Inflation data for September 2014 was released yesterday and came in at 6.5 per cent, making it the best reading since February 2008, when it was 6 per cent. Last October, the inflation gauge measured 10.2 per cent. That is close to a 4 percentage point decline in one year. But I guarantee you that my brethren in the profession, and experts at the RBI, will still be talking about how this declining inflation estimate is distorted, like many others this year, and how base effects, seasonals, etc explain the entire reduction. And how, just you wait, inflation is going to shoot back up.

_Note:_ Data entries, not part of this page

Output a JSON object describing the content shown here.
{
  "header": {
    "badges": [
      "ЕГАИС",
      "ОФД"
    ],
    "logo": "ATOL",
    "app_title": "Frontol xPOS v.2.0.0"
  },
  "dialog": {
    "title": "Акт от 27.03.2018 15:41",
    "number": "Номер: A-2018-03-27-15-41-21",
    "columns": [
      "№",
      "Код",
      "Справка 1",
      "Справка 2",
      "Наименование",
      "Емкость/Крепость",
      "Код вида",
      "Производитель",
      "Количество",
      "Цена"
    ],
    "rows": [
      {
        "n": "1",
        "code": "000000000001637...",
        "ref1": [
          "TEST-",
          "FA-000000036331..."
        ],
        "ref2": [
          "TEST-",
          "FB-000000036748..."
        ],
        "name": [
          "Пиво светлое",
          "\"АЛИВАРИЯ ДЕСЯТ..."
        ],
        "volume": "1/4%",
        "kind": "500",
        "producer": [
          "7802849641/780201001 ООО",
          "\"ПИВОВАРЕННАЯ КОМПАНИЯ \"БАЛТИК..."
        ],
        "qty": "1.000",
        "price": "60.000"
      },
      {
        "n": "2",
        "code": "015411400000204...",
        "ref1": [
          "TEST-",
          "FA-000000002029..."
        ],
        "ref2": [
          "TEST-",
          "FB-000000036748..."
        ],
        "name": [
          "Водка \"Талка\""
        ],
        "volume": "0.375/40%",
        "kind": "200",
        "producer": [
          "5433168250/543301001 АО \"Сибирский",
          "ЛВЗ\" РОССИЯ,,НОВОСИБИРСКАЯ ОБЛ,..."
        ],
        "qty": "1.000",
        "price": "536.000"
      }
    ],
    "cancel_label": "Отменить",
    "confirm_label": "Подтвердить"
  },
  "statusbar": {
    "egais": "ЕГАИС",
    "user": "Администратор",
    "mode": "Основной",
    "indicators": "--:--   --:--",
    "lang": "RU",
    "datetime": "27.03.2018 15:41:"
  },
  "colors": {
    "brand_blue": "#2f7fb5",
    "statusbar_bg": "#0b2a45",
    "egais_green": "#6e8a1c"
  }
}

In a recent note, monetary experts at the IMF argued that India needs to increase the repo rate in order to successfully reduce double-digit inflation. The target of inflation experts at the RBI is 8 per cent for December. We all get our forecasts wrong every now and then, but less than three months ago, RBI experts were talking about the dangers of inflation not slipping below 8 per cent. And just 10 days ago, RBI Governor Raghuram Rajan talked about the dangers of inflation being above 6 per cent 15 months from now, in January 2016.
If the RBI knows best about inflation, why is it consistently missing near-term forecasts, and by a large margin? One explanation is that it does not have a correct model of inflation or growth, or a model relating the two. If this is true, why should the RBI be trusted with its present model of inflation? It could be that the RBI policy of substantially high repo rates is working to reduce inflation; however, the model needs to communicate the correct trend. A miss by such a magnitude is a structural miss — remember, the “informed’ RBI target for December is 8 per cent. Three months from now, inflation is likely to be closer to 6, not 8 per cent.
But what is the “correct” model of inflation? In several articles since July 2011, including (‘Where monetary policy is irrelevant’, IE, September 13), I have argued the following: that a primary determinant of Indian inflation is the policy variable of minimum support price (MSP) inflation set by the agriculture ministry. In addition, I have argued, indeed challenged, the monetary authorities and/ or researchers to empirically document a relationship between any non-MSP variable and inflation.
So far, this challenge has not been met. However, in an article written by a consultant to RBI (CAFRAL division), senior economist Amartya Lahiri, without offering an alternative model of inflation, claims that MSP inflation was just mirroring lagged CPI inflation. Technically, Lahiri does this by purging MSP inflation of past CPI inflation; interestingly, he does not do the counter-purge. If he did, as discussed below, he would not have obtained the result he did. (‘Don’t blame MSP for inflation’, IE, October 7).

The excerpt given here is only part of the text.